Se um dia receber de Daniel Schüür o convite para degustar uma cerveja, aceite. Primeiro, porque o caxiense de 37 anos não irá propor um brinde destes sucos de arroz e milho disfarçados que se vendem em latões e latinhas por aí. Segundo, porque o seu nome estará eternizado na cuidadosa lista de, até aqui, 197 pessoas que já compartilharam algumas das 999 variedades que Schüür experimentou ao longo dos últimos 10 anos, desde o dia em que se propôs a catalogar por rótulos cada sabor apreciado da bebida.
Comparado ao desafio atual, pode-se considerar que não foi difícil para o descendente de alemães sorver uma milha de variações de água, cevada, lúpulo e levedura.

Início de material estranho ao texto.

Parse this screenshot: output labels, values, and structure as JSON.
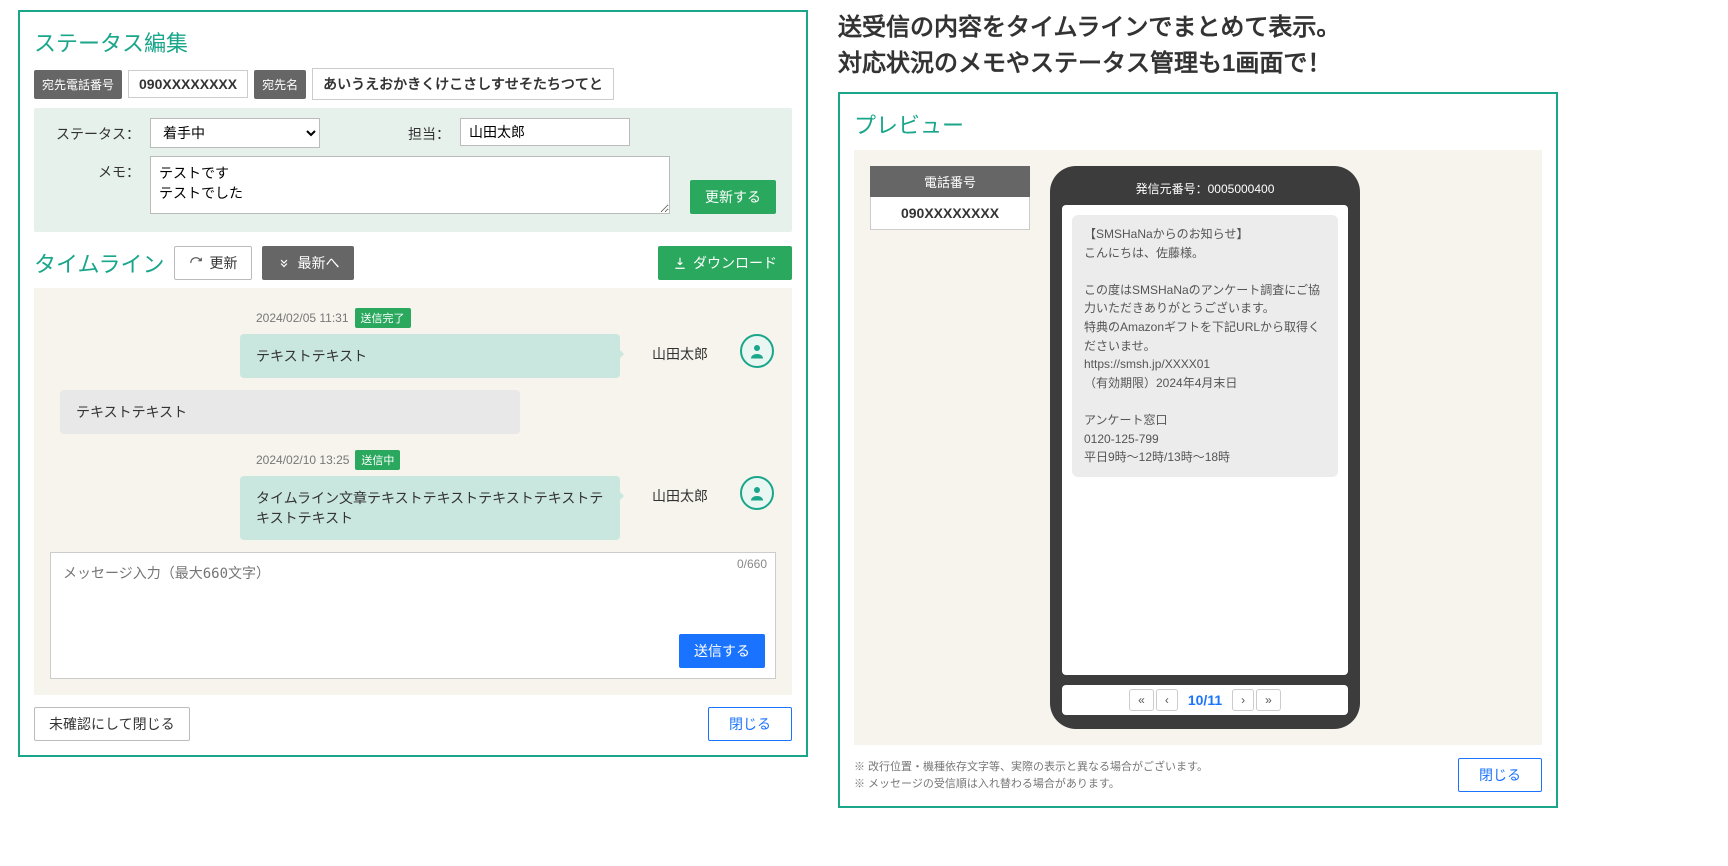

Mais duro tem sido rejeitar convites, ignorar prateleiras e manter o mouse longe dos anúncios enquanto aguarda ficar pronta a cerveja que tem reservada a senha número 1.000, elaborada pela família Schüür num cuidadoso processo de tentativa e erro. Quando a mistura der liga, por meados de abril, os amigos serão convidados a esvaziar o barril de 20 litros da American IPA, em evento comemorativo ao advento do quarto dígito. Uma jornada que em 2007, quando a maratona etílica começou, não dava amostra de chegar sequer aos três dígitos.

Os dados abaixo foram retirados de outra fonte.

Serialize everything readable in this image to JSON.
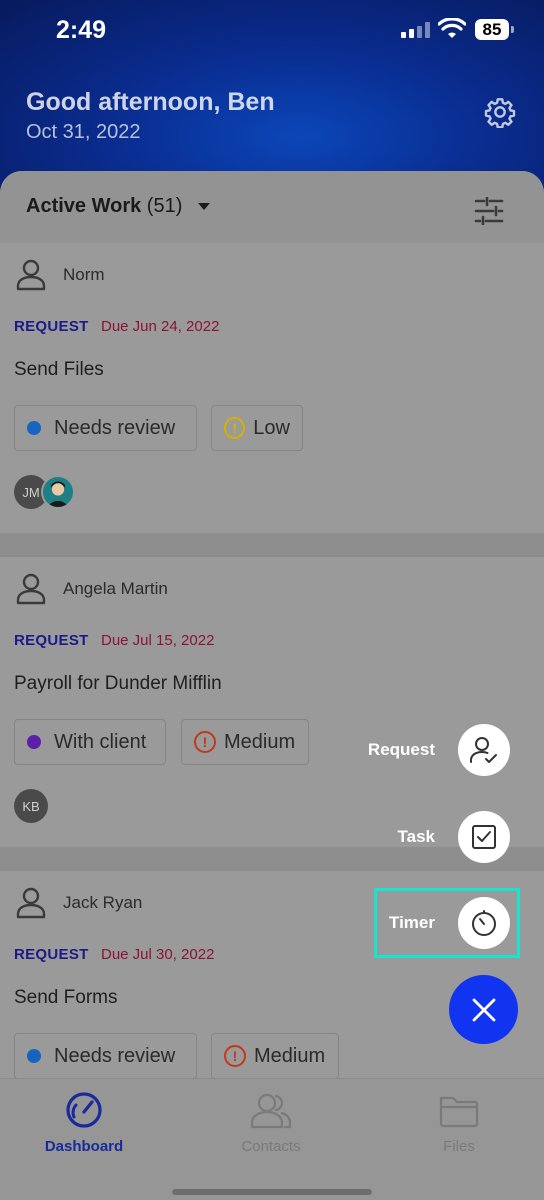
{
  "status_bar": {
    "time": "2:49",
    "battery": "85"
  },
  "header": {
    "greeting": "Good afternoon, Ben",
    "date": "Oct 31, 2022",
    "settings_icon": "gear-icon"
  },
  "list_header": {
    "label": "Active Work",
    "count": "(51)",
    "filter_icon": "sliders-icon"
  },
  "cards": [
    {
      "name": "Norm",
      "type": "REQUEST",
      "due": "Due Jun 24, 2022",
      "title": "Send Files",
      "status": "Needs review",
      "status_color": "#1565c0",
      "priority": "Low",
      "priority_color": "#d4b200",
      "avatars": [
        "JM",
        ""
      ]
    },
    {
      "name": "Angela Martin",
      "type": "REQUEST",
      "due": "Due Jul 15, 2022",
      "title": "Payroll for Dunder Mifflin",
      "status": "With client",
      "status_color": "#5b1fa8",
      "priority": "Medium",
      "priority_color": "#c0391b",
      "avatars": [
        "KB"
      ]
    },
    {
      "name": "Jack Ryan",
      "type": "REQUEST",
      "due": "Due Jul 30, 2022",
      "title": "Send Forms",
      "status": "Needs review",
      "status_color": "#1565c0",
      "priority": "Medium",
      "priority_color": "#c0391b",
      "avatars": []
    }
  ],
  "fab_menu": {
    "request": "Request",
    "task": "Task",
    "timer": "Timer",
    "highlight_color": "#17e5cf",
    "main_color": "#1034f0"
  },
  "tabs": [
    {
      "label": "Dashboard",
      "icon": "speedometer-icon",
      "active": true
    },
    {
      "label": "Contacts",
      "icon": "contacts-icon",
      "active": false
    },
    {
      "label": "Files",
      "icon": "folder-icon",
      "active": false
    }
  ]
}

– Não era como hoje. Passei por todos os bares e supermercados de Caxias e encontrei oito tipos. Foi frustrante. Achei que não chegaria nem a 100 cervas. Fui salvo pela internet, conhecendo uma loja online aqui e outra ali. Nisso, alguns amigos que estavam viajando já ligavam perguntando se eu conhecia tal marca, para me trazer de presente. Assim foi crescendo – conta.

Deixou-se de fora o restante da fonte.